Two Japanese opposition parties agreed Thursday to join forces to fight Prime Minister Sanae Takaichi’s ruling coalition, forming an alliance seeking to draw swing voters in anticipated snap elections.
“We have agreed to form a new party to jointly fight,” said Yoshihiko Noda, leader of the largest opposition outfit, Constitutional Democratic Party of Japan (CDP).
Noda told reporters that in the elections, which media reports say may be held next month, CDP would run with Komeito — the ruling Liberal Democratic Party’s former coalition partner.
The opposition parties have agreed to form a “centrist” counterforce to Takaichi’s right-leaning coalition, he said.
On Wednesday, officials from Takaichi’s party and its current junior partner, Japan Innovation Party, told reporters that they had been notified of the prime minister’s decision to dissolve the powerful lower house for a snap vote soon after a parliamentary session begins next week.

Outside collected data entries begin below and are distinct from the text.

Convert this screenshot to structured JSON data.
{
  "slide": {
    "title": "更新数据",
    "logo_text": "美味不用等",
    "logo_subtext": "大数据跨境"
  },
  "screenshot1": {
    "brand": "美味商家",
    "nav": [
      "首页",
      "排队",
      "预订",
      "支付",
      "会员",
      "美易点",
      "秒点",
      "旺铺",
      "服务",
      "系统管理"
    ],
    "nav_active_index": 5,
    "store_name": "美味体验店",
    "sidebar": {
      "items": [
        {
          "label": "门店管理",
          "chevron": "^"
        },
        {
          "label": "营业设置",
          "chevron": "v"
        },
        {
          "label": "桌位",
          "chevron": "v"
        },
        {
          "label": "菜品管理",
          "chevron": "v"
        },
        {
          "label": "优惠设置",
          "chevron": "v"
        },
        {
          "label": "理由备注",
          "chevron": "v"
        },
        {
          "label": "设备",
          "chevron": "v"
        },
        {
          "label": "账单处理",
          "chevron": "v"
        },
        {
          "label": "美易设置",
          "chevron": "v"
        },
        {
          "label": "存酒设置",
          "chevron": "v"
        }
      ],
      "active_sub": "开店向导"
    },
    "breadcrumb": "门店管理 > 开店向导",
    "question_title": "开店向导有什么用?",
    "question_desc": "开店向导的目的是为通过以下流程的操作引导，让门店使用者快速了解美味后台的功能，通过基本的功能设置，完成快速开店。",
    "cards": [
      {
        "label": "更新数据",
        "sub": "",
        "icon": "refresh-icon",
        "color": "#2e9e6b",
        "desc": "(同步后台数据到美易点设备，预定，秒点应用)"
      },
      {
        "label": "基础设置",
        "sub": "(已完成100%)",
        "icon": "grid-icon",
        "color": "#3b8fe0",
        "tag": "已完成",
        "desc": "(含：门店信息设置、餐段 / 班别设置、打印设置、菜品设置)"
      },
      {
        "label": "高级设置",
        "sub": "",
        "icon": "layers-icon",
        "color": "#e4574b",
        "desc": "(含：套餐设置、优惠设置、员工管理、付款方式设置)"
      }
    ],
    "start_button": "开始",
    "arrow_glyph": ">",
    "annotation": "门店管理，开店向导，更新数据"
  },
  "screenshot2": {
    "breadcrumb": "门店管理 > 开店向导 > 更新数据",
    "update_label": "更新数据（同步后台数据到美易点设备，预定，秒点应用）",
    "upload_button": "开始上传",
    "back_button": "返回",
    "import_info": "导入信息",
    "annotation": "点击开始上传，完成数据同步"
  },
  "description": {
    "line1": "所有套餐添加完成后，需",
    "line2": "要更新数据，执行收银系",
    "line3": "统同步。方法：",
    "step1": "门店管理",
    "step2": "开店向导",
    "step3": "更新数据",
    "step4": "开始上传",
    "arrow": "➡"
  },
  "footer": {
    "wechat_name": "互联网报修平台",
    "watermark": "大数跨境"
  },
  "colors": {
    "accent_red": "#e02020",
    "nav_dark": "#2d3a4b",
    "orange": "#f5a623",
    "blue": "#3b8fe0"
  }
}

Mikitaka Masuyama, dean of the National Graduate Institute for Policy Studies in Tokyo, told AFP that “if swing voters are convinced that the Komeito-CDP bloc can be trustworthy and vote for them, the general election could be a close battle.”
But, he added, “this is a scenario of low possibility.”
Sadafumi Kawato, professor emeritus at the University of Tokyo, said that “at best, Komeito will keep its seats while the CDP will increase their seats… but not enough to overwhelm the ruling bloc.”